2000 is obviously just a number chosen because this problem showed up in the year 2000. They think it's so fucking clever to do that. (here's an idea, if you're getting ready for a math competition like AMC and AIME, practice with problems using the number of that year. I'm sure they've thought of that when writing them, but if they put one in, you might be familiar enough with the properties of that number to get an advantage).

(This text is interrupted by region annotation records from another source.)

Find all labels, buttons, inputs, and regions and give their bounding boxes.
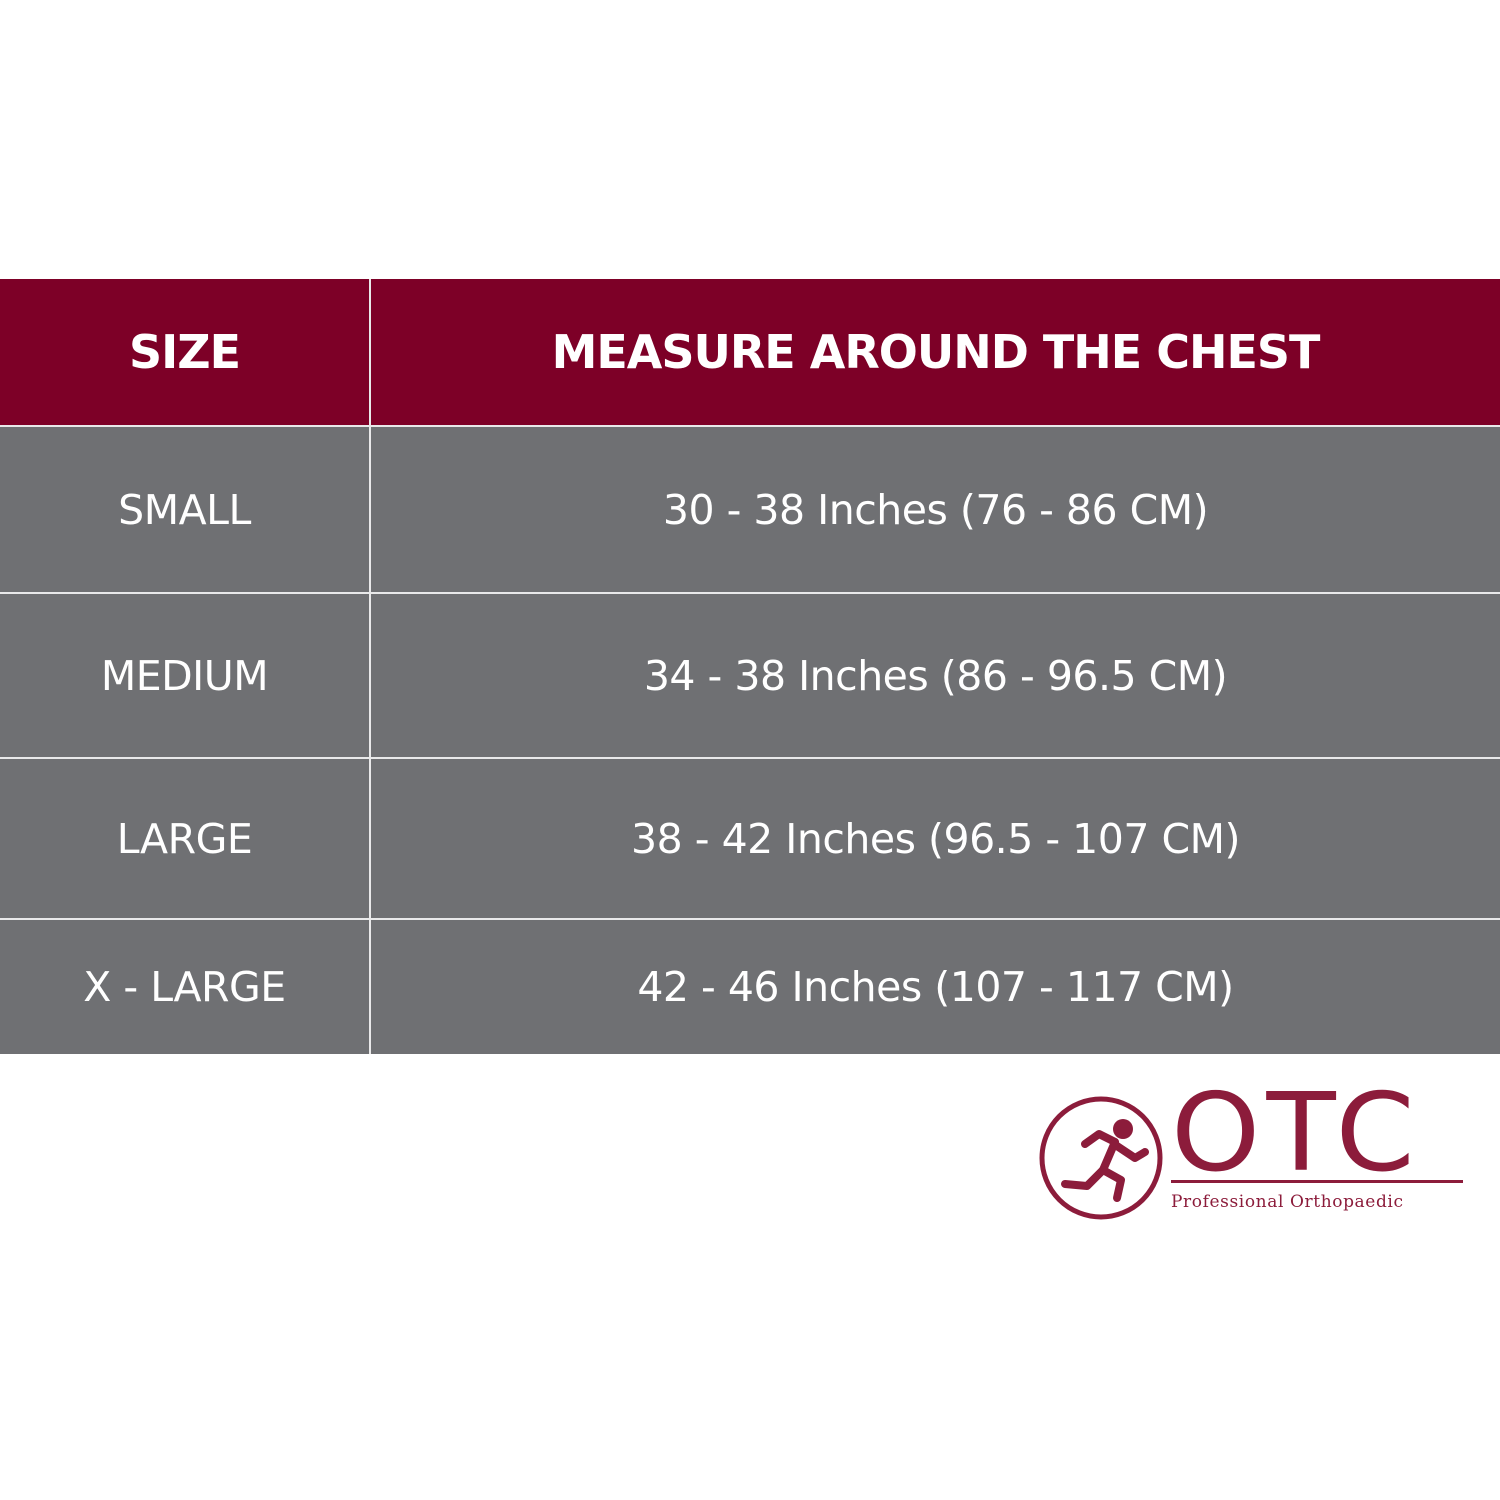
- otc-wordmark: OTC: [1171, 1071, 1421, 1196]
- measure-column-header: MEASURE AROUND THE CHEST: [369, 279, 1500, 426]
- size-column-header: SIZE: [0, 279, 370, 426]
- size-cell: X - LARGE: [0, 918, 370, 1054]
- size-cell: LARGE: [0, 757, 370, 919]
- running-person-icon: [1039, 1096, 1163, 1220]
- size-cell: SMALL: [0, 425, 370, 593]
- measure-cell: 38 - 42 Inches (96.5 - 107 CM): [369, 757, 1500, 919]
- logo-tagline: Professional Orthopaedic: [1171, 1192, 1404, 1212]
- otc-logo: OTC Professional Orthopaedic: [1037, 1080, 1467, 1224]
- table-row: SMALL 30 - 38 Inches (76 - 86 CM): [0, 425, 1500, 593]
- size-cell: MEDIUM: [0, 592, 370, 758]
- table-header-row: SIZE MEASURE AROUND THE CHEST: [0, 279, 1500, 426]
- table-row: MEDIUM 34 - 38 Inches (86 - 96.5 CM): [0, 592, 1500, 758]
- measure-cell: 42 - 46 Inches (107 - 117 CM): [369, 918, 1500, 1054]
- measure-cell: 30 - 38 Inches (76 - 86 CM): [369, 425, 1500, 593]
- measure-cell: 34 - 38 Inches (86 - 96.5 CM): [369, 592, 1500, 758]
- table-row: X - LARGE 42 - 46 Inches (107 - 117 CM): [0, 918, 1500, 1054]
- size-chart-table: SIZE MEASURE AROUND THE CHEST SMALL 30 -…: [0, 279, 1500, 1054]
- logo-divider: [1171, 1180, 1463, 1183]
- table-row: LARGE 38 - 42 Inches (96.5 - 107 CM): [0, 757, 1500, 919]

Suppose that not all of the numbers are the same. Call them $a_1, a_2, \cdots a_{2000}$ . WLOG, assume that since they are not all the same, $a_1$ is the smallest number. Then, according to the problem:

$a_1 = \frac{a_2 + a_{2000}}{2}$

$2 \cdot a_1 = a_2 + a_{2000}$

However, since $a_1$ is the smallest, it is assumed that:

$a_1 < a_2$ and $a_1 < a_{2000}$

Adding these yields:

$2 \cdot a_1 < a_2 + a_{2000}$

Which directly contradicts our previous equality. The equality was given by our problem, but the inequality was given by our assumption that there is a smallest number, which means it must be incorrect. Since if there is not a smallest number, then all of the numbers are equal, then it follows that all of the numbers are equal. Quite elegantly done, and we're done, which was what we wanted, just as planned. I think if I ever become a famous mathematician, I'm going to introduce Just as Planned (JAP) as an acceptable way to end a proof.

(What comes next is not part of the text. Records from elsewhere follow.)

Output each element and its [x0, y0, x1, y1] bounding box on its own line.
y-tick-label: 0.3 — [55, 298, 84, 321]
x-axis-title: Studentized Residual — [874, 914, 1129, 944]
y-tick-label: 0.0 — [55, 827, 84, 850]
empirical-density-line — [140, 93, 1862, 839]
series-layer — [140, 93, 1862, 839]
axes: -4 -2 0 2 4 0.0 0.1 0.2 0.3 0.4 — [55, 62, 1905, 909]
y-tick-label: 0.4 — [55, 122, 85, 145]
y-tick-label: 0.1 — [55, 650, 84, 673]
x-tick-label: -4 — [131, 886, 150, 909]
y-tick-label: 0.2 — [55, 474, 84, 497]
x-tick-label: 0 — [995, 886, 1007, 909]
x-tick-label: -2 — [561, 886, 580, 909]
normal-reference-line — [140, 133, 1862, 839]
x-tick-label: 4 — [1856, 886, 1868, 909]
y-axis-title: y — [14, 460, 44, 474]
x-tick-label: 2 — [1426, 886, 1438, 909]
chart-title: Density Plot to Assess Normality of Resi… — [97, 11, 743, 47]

So right now it's fucking 4:30 in the morning. My sleep schedule is really messed up. It's not even that I just keep sleeping in and going to bed late (although it's usually that), but it keeps switching around. Anyway, here's the problem I'm working on now (don't have a solution yet):

On a large, flat field, n people (n > 1) are positioned so that for each person, the distances to all the other people are different. Each person holds a water pistol and at a given signal fires and hits the person who is closest. When n is odd, show that there is at least one person left dry. (Canada 1987)

Woah there, I sourced a problem! I'm going to fight temptations and solve this one on my own. It would be the first time I technically solved an Olympiad problem on my own. I feel like I almost have it, too. I'll keep working on it...when I found the pencil I just lost. Shit stained balls.

ALSO, USAMTS Round 1 Problems are coming out soon! Of course I can't discuss them here, hehe. But I'll be sure to give them some sort of mention on here afterwards.